Kunt u toelichten hoe het staat met het voornemen om het netwerk van liaison officers uit te breiden?
Vanuit de op Prinsjesdag 2021 vrijgekomen middelen worden er in verschillende landen in de wereld liaison officers (LO’s) geplaatst. Doel van deze plaatsingen is het versterken van de (gezamenlijke) informatie- en samenwerkingspositie in en met andere landen. Bij de plaatsing van LO’s wordt afgewogen in welke landen een dergelijke plaatsing naar verwachting het meeste effect sorteert en wordt ook gekeken hoe LO’s van verschillende organisaties elkaar kunnen helpen en versterken.
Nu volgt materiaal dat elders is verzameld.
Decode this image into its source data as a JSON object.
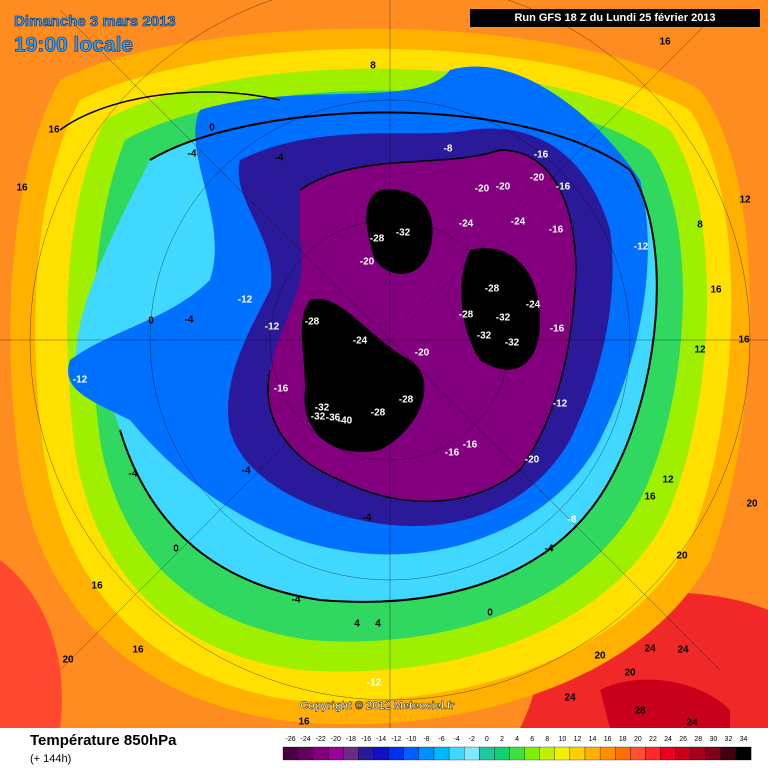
{
  "header": {
    "title": "Dimanche 3 mars 2013",
    "subtitle": "19:00 locale",
    "run": "Run GFS 18 Z du Lundi 25 février 2013"
  },
  "copyright": "Copyright © 2012 Meteociel.fr",
  "footer": {
    "title": "Température 850hPa",
    "subtitle": "(+ 144h)"
  },
  "legend": {
    "values": [
      -26,
      -24,
      -22,
      -20,
      -18,
      -16,
      -14,
      -12,
      -10,
      -8,
      -6,
      -4,
      -2,
      0,
      2,
      4,
      6,
      8,
      10,
      12,
      14,
      16,
      18,
      20,
      22,
      24,
      26,
      28,
      30,
      32,
      34
    ],
    "colors": [
      "#4a003e",
      "#66005e",
      "#82007e",
      "#9a009a",
      "#6a2a86",
      "#2a1a9a",
      "#1010c8",
      "#0030f0",
      "#0060ff",
      "#0090ff",
      "#00b8ff",
      "#40d8ff",
      "#80e8ff",
      "#20c8a0",
      "#10d070",
      "#40e040",
      "#80f000",
      "#c0f000",
      "#f0f000",
      "#ffd000",
      "#ffb000",
      "#ff9000",
      "#ff7000",
      "#ff5030",
      "#ff2828",
      "#e8001c",
      "#c8001c",
      "#a8001c",
      "#80001a",
      "#400010",
      "#000000"
    ]
  },
  "contour_labels": [
    8,
    16,
    0,
    -4,
    -4,
    -8,
    -16,
    -20,
    -20,
    -20,
    -16,
    16,
    16,
    12,
    8,
    -32,
    -28,
    -24,
    -24,
    -16,
    -12,
    -20,
    -28,
    -24,
    -28,
    -32,
    -32,
    -32,
    -16,
    -28,
    -24,
    -20,
    -12,
    -12,
    -4,
    0,
    -12,
    -16,
    -32,
    -32,
    -36,
    -40,
    -28,
    -28,
    -16,
    -16,
    -20,
    -12,
    -4,
    -4,
    0,
    -4,
    -8,
    -4,
    16,
    12,
    16,
    12,
    16,
    20,
    20,
    16,
    16,
    20,
    20,
    24,
    24,
    24,
    28,
    24,
    20,
    -12,
    16,
    0,
    -4,
    4,
    4
  ]
}
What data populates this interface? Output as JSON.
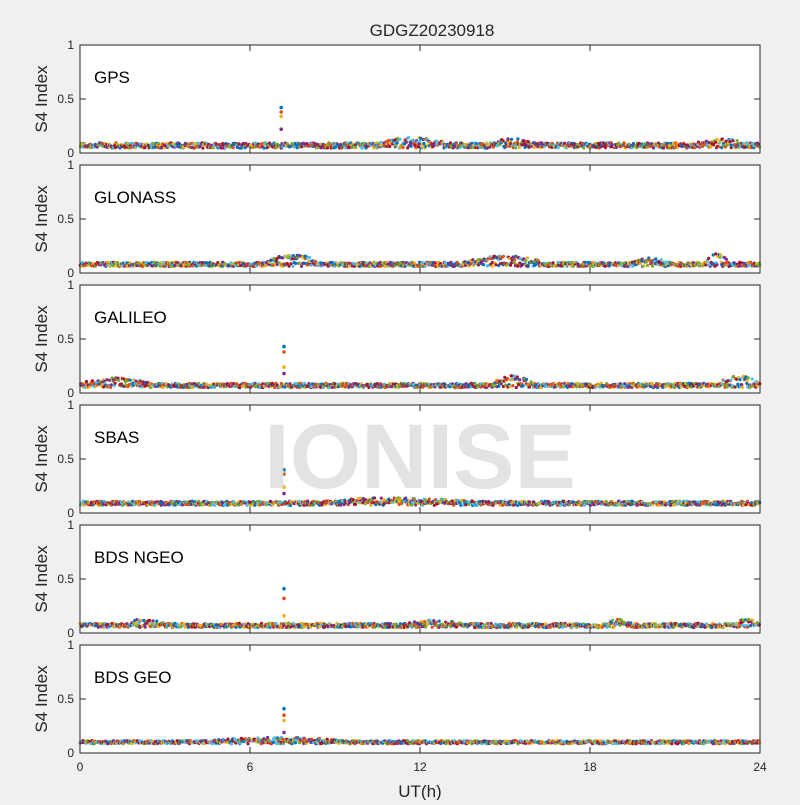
{
  "figure": {
    "title": "GDGZ20230918",
    "xlabel": "UT(h)",
    "ylabel": "S4 Index",
    "watermark": "IONISE"
  },
  "colors": {
    "background": "#f0f0f0",
    "axes_background": "#ffffff",
    "watermark": "#d9d9d9",
    "palette": [
      "#0072BD",
      "#D95319",
      "#EDB120",
      "#7E2F8E",
      "#77AC30",
      "#4DBEEE",
      "#A2142F"
    ]
  },
  "chart_data": [
    {
      "type": "scatter",
      "panel_label": "GPS",
      "xlim": [
        0,
        24
      ],
      "ylim": [
        0,
        1
      ],
      "xticks": [
        "0",
        "6",
        "12",
        "18",
        "24"
      ],
      "yticks": [
        "0",
        "0.5",
        "1"
      ],
      "baseline": {
        "level": 0.07,
        "spread": 0.025
      },
      "bumps": [
        [
          10.5,
          13.0,
          0.12
        ],
        [
          14.5,
          16.0,
          0.11
        ],
        [
          21.5,
          23.5,
          0.11
        ]
      ],
      "spike": {
        "x": 7.1,
        "values": [
          0.42,
          0.38,
          0.34,
          0.22
        ]
      }
    },
    {
      "type": "scatter",
      "panel_label": "GLONASS",
      "xlim": [
        0,
        24
      ],
      "ylim": [
        0,
        1
      ],
      "xticks": [
        "0",
        "6",
        "12",
        "18",
        "24"
      ],
      "yticks": [
        "0",
        "0.5",
        "1"
      ],
      "baseline": {
        "level": 0.08,
        "spread": 0.02
      },
      "bumps": [
        [
          6.5,
          8.5,
          0.15
        ],
        [
          13.5,
          16.5,
          0.14
        ],
        [
          19.5,
          20.8,
          0.12
        ],
        [
          22.0,
          23.0,
          0.16
        ]
      ],
      "spike": null
    },
    {
      "type": "scatter",
      "panel_label": "GALILEO",
      "xlim": [
        0,
        24
      ],
      "ylim": [
        0,
        1
      ],
      "xticks": [
        "0",
        "6",
        "12",
        "18",
        "24"
      ],
      "yticks": [
        "0",
        "0.5",
        "1"
      ],
      "baseline": {
        "level": 0.07,
        "spread": 0.02
      },
      "bumps": [
        [
          0.0,
          2.5,
          0.12
        ],
        [
          14.5,
          16.0,
          0.14
        ],
        [
          22.5,
          24.0,
          0.14
        ]
      ],
      "spike": {
        "x": 7.2,
        "values": [
          0.43,
          0.38,
          0.24,
          0.18
        ]
      }
    },
    {
      "type": "scatter",
      "panel_label": "SBAS",
      "xlim": [
        0,
        24
      ],
      "ylim": [
        0,
        1
      ],
      "xticks": [
        "0",
        "6",
        "12",
        "18",
        "24"
      ],
      "yticks": [
        "0",
        "0.5",
        "1"
      ],
      "baseline": {
        "level": 0.09,
        "spread": 0.02
      },
      "bumps": [
        [
          8.0,
          14.0,
          0.12
        ]
      ],
      "spike": {
        "x": 7.2,
        "values": [
          0.4,
          0.36,
          0.24,
          0.18
        ]
      }
    },
    {
      "type": "scatter",
      "panel_label": "BDS NGEO",
      "xlim": [
        0,
        24
      ],
      "ylim": [
        0,
        1
      ],
      "xticks": [
        "0",
        "6",
        "12",
        "18",
        "24"
      ],
      "yticks": [
        "0",
        "0.5",
        "1"
      ],
      "baseline": {
        "level": 0.07,
        "spread": 0.02
      },
      "bumps": [
        [
          1.5,
          3.0,
          0.11
        ],
        [
          11.5,
          13.5,
          0.1
        ],
        [
          18.5,
          19.5,
          0.11
        ],
        [
          23.0,
          24.0,
          0.11
        ]
      ],
      "spike": {
        "x": 7.2,
        "values": [
          0.41,
          0.32,
          0.16
        ]
      }
    },
    {
      "type": "scatter",
      "panel_label": "BDS GEO",
      "xlim": [
        0,
        24
      ],
      "ylim": [
        0,
        1
      ],
      "xticks": [
        "0",
        "6",
        "12",
        "18",
        "24"
      ],
      "yticks": [
        "0",
        "0.5",
        "1"
      ],
      "baseline": {
        "level": 0.1,
        "spread": 0.015
      },
      "bumps": [
        [
          4.5,
          9.5,
          0.13
        ]
      ],
      "spike": {
        "x": 7.2,
        "values": [
          0.41,
          0.35,
          0.3,
          0.19
        ]
      }
    }
  ]
}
Het gaat in Latijns-Amerika bijvoorbeeld om de plaatsing van een LO van de politie met als taakaccent haven en LO’s van de Kustwacht CARIB en Koninklijke Marechaussee (KMar). De Douane zal met aan haar toegekende gelden een aantal liaisons voor specifieke transitlanden gaan werven, zoals Panama. Ook in Suriname, Curaçao en Washington is plaatsing van Douane-liaisons voorzien. Tot slot breidt het Openbaar Ministerie (OM) eveneens haar magistratennetwerk uit in verschillende landen.
Overigens wordt er niet alleen ingezet op uitbreiding van het netwerk van liaisons, maar ook op uitbreiding van de juridische basis om gemakkelijker en sneller informatie uit te wisselen tussen Nederland en de autoriteiten in de regio. Onder meer de Douane voert in dat kader gesprekken met haar collega-diensten in meerdere landen in Latijns Amerika. Daarnaast wordt er ook gekeken naar mogelijkheden om meer aan training en opleiding te doen van de betreffende douanediensten.
Kunt u toelichten hoe het staat met het voornemen om vanuit Caribisch Nederland de operationele samenwerking met de maritieme autoriteiten in Colombia te versterken?
Er wordt op verschillende niveaus gesproken tussen de Colombiaanse autoriteiten en Defensie/Kustwacht Caribisch gebied om invulling te geven aan het voornemen om de samenwerking met betrekking tot maritieme drugsbestrijding voor het gehele Caribische deel van het Koninkrijk te verstevigen. In de zomer heeft de Commandant Zeemacht Caribisch gebied, tevens Directeur Kustwacht Caribisch gebied, een werkbezoek gebracht aan Cartagena (Colombia), waarbij een protocol voor informatie-uitwisseling en operationele samenwerking is getekend. Op werkniveau wordt geïnventariseerd wat de wederzijdse behoeften zijn op het gebied van analyse en informatiedeling en welke capaciteiten daarin kunnen voorzien.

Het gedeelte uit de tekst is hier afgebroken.